4./ Akira Toriyama adalah seorang pakar budaya timur
serta penganut Budha yang taat. Setiap karakter dan desain visual di
dalam komik ragon Ball diadaptasi dari visual Budaya Asia (Jepang, Cina
Kuno, Indonesia, India) dan dikemas secara lembut ke dalam cerita yang
luar biasa inspiratif.
5./ Akira Toriyama adalah seorang theolog dan
filusuf terapan yang cerdas. Setiap tokoh dan elemen tokoh merupakan
‘ajaran terselubung’ yang jika berasil ditelaah secara mendalam akan
ditemukan betapa dahsyatnya penciptaan-penciptaannya. Saiya Super, Iblis
Bhu, Filosofi Son Go Ku dan Bezita, dan lain-lain, agaknya akan
memerlukan notes khusus untuk mengupasnya.
Kesemua unsur itu kemudian dijahit dengan sangat lembut menjadi
sebuah komik berjudul Dragon Ball, yang kemudian menyebar ke seluruh
dunia dan menjadi bacaan wajib bagi penggemar komik tahun 90-an yang
inspirasinya terus terkenang hingga saat ini.

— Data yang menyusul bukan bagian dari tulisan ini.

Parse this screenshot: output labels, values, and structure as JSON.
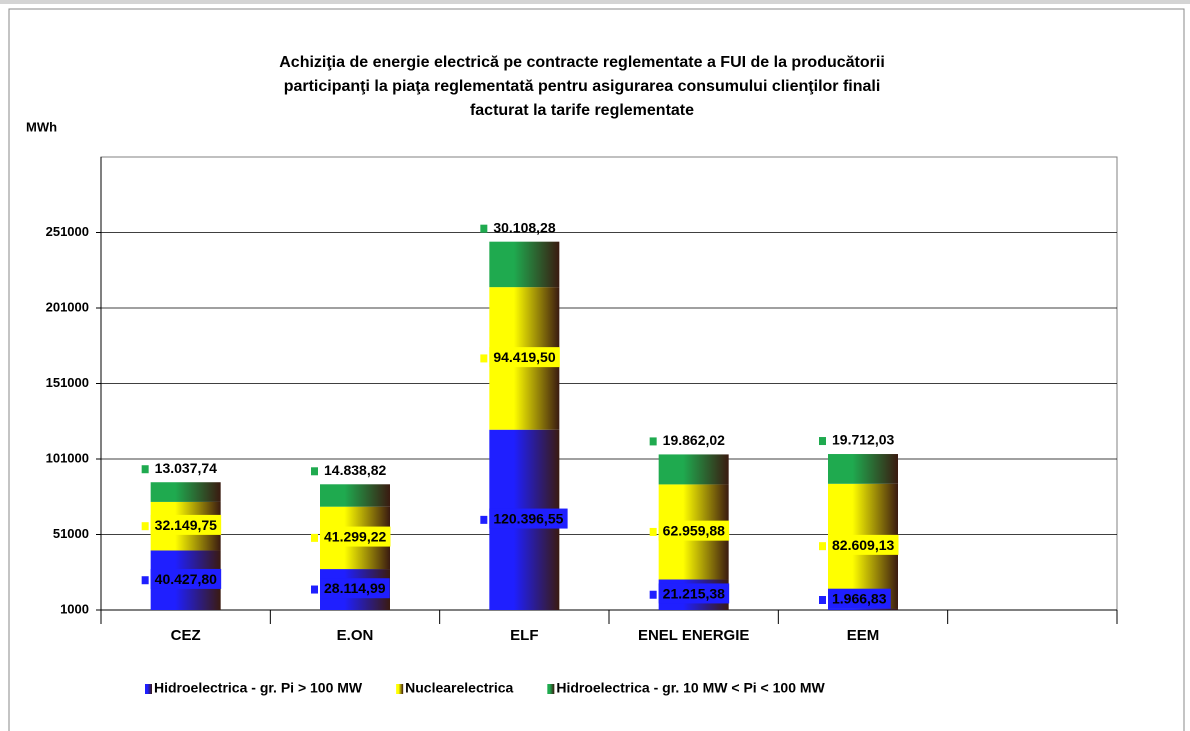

Mengapa Akira Toriyama bisa menciptakan komik sebegitu dahsyatnya?
Sederhana jawabannya.
Akira sensei telah menemukan “Materi Esensial” dari sebuah objek di alam ini, untuk kemudian disihir menjadi sebuah karya yang inspiratif.
Seperti halnya lapisan batubara, ide itu memiliki ‘kasta’ tersendiri.
Ide yang dangkal, yang dikembangkan tanpa riset itu seperti Lignit.
Gembur dan sedikit kalorinya. Ide yang dangkal, yang dikembangkan
asal-asalan, dan dikaryakan dengan kemampuan asal-asalan tidak akan
menggugah kekaguman orang lain, karena di dalamnya tidak ada ‘kalori’
yang termuat. ‘Kalori’ ini adalah materi esensial dalam berkarya.
Semakin banyak unsur ‘karbon’ untuk menciptakan ‘kalori’, maka semakin
bermutu kualitas batubaranya. Semakin banyak elemen riset yang kita
angkat ke dalam karya kita, maka semakin besar esensi yang tercipta.
Ide yang unik dan special, yang dikembangkan dengan riset itu seperti Antrasit.
Tempat mereka ada di lapisan paling dalam. Tidak bisa asal-asalan untuk
mengambilnya. Itulah ide yang dahsyat, dan itu pula lah riset yang
dahysat. Antrasit laksana sebuah ide yang adanya hanya di bagian paling
dalam di lapisan imajinasi kita. Semakin dekat dengan permukaan
imajinasi, maka semakin rendah output pengembangannya. Semakin dalam
sebuah ide dan riset yang dikembangkan, maka semakin maut karya yang
tercipta.
Antrasit terbentuk lebih lama dibandingkan jenis Lignit dan Subituminus.
Demikian pula untuk sebuah ide dan riset.
“Take your time to research your idea.”
Temukanlah materi esensial dalam berkarya. Materi esensial itu ADA di
setiap objek. Semua bidang ilmu, visual, budaya, filosofi, dan
keagamaan mempunyai materi esensial masin-masing yang bisa dikembangkan
melalui riset untuk menciptakan sebuah karya yang dahsyat. Tidak masalah
jika harus mengambil waktu yang lama untuk meriset, daripada
asal-asalan mengembangkan ide yang pada akhirnya tidak mendalam dan
hanya akan melahirkan karya dengan level ‘biasa’ yang tidak mencuri
perhatian dan kekaguman ‘pembacanya’.
Komikus adalah seorang Engineer Visual Storytelling.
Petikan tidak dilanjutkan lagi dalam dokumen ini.